What counts as a retryable failure
| HTTP status | Verdict |
|---|
| 2xx | Delivered. No retry. |
| 408 Request Timeout | Retry. |
| 429 Too Many Requests | Retry. |
| 5xx | Retry. |
| other 4xx (400, 401, 403, 404, …) | Dead immediately. No retry. |
| Connection timeout / refused / reset | Retry. |
We don’t retry 4xx (other than 408/429) because those indicate
customer config errors — wrong URL, auth rejected on your side,
route missing. Retries won’t fix those; they just burn your logs
and our queue.
Auto-disable
After 20 consecutive failures AND no successful delivery in 24h,
we auto-disable the subscription. You’ll:
- See
disabled_at set in the dashboard
- See
disabled_reason = "auto_disabled_failure_threshold" on the row
- Stop receiving any deliveries until you manually re-enable
This is a circuit breaker — once your endpoint is abandoned or
comprehensively broken, we stop wasting both sides’ resources.
To re-enable: dashboard → Webhooks → the subscription → Re-enable.
The conjunction is load-bearing.
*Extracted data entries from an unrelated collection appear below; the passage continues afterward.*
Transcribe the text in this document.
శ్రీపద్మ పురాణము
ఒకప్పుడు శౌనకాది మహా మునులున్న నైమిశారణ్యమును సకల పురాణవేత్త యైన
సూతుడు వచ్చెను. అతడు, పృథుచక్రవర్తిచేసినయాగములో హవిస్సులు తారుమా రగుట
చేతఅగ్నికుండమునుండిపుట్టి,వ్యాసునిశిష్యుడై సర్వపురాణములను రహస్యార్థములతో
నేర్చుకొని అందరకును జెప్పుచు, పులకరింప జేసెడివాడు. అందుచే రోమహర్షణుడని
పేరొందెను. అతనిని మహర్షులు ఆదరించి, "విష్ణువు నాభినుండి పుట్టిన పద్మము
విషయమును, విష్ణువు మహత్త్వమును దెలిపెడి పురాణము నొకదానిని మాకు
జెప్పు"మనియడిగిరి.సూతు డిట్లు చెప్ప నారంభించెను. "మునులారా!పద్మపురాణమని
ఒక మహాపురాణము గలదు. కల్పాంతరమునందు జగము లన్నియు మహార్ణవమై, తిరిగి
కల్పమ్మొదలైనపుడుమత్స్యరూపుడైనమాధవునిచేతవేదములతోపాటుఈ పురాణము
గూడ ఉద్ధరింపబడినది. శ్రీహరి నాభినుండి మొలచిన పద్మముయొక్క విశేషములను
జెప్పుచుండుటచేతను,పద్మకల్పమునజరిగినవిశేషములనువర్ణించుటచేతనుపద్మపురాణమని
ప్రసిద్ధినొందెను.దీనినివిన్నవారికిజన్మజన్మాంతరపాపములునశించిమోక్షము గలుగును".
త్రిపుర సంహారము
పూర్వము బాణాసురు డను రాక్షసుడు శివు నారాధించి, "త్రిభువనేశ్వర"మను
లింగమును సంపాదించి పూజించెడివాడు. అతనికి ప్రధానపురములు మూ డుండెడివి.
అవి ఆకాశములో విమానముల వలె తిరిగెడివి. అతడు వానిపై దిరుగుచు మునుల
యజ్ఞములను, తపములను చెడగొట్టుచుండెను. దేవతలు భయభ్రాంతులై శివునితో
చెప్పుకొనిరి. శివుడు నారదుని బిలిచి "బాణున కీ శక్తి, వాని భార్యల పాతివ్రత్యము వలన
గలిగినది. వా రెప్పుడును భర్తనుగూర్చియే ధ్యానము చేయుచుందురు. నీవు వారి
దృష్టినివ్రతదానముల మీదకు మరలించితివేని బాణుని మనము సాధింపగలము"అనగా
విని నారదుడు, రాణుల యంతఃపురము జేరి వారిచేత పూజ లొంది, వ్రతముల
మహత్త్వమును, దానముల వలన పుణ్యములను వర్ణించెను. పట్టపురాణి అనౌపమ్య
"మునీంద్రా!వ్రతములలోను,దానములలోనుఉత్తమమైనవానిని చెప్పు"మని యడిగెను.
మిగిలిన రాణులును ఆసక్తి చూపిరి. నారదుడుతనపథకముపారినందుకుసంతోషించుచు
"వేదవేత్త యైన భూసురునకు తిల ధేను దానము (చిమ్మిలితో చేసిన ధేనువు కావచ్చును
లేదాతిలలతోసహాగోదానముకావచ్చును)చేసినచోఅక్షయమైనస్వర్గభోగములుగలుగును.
A subscription with 20 failures
followed by one success has consecutive_failures reset to 0 by
the success — it won’t get auto-disabled. This means a brief bad
hour doesn’t trigger a disable the next day.
Inspecting delivery state
Dashboard → Webhooks → Delivery log shows every attempt with:
- Status (delivered, failed, dead, pending)
- Attempt number (1 to 7)
- HTTP status code returned
- Response snippet (first 500 chars)
- Duration in milliseconds
- Next-retry-at timestamp for pending/failed rows
Filter by subscription + event type to debug a specific integration.
Ordering guarantee
None. Retries + per-tenant queuing mean a delivery for event
E1 scheduled at t=0 may arrive after a delivery for E2
scheduled at t=1, especially when E1 hit a 5xx and E2 didn’t.
If your pipeline needs strict ordering, key on timestamp in the
payload and let your database sort them before processing.
What if my endpoint takes longer than 10 seconds?
We enforce a 10s HTTP timeout per attempt. A response that takes
longer is counted as a failure (timeout) and retried.
If you have legitimately long-running webhook work (calling external
services, batch DB writes), the pattern is:
- Accept the POST and enqueue the event_id to your own queue (Kafka,
SQS, Celery, whatever).
- Return 202 Accepted immediately.
- Process asynchronously.
This decouples our delivery SLA from your processing SLA.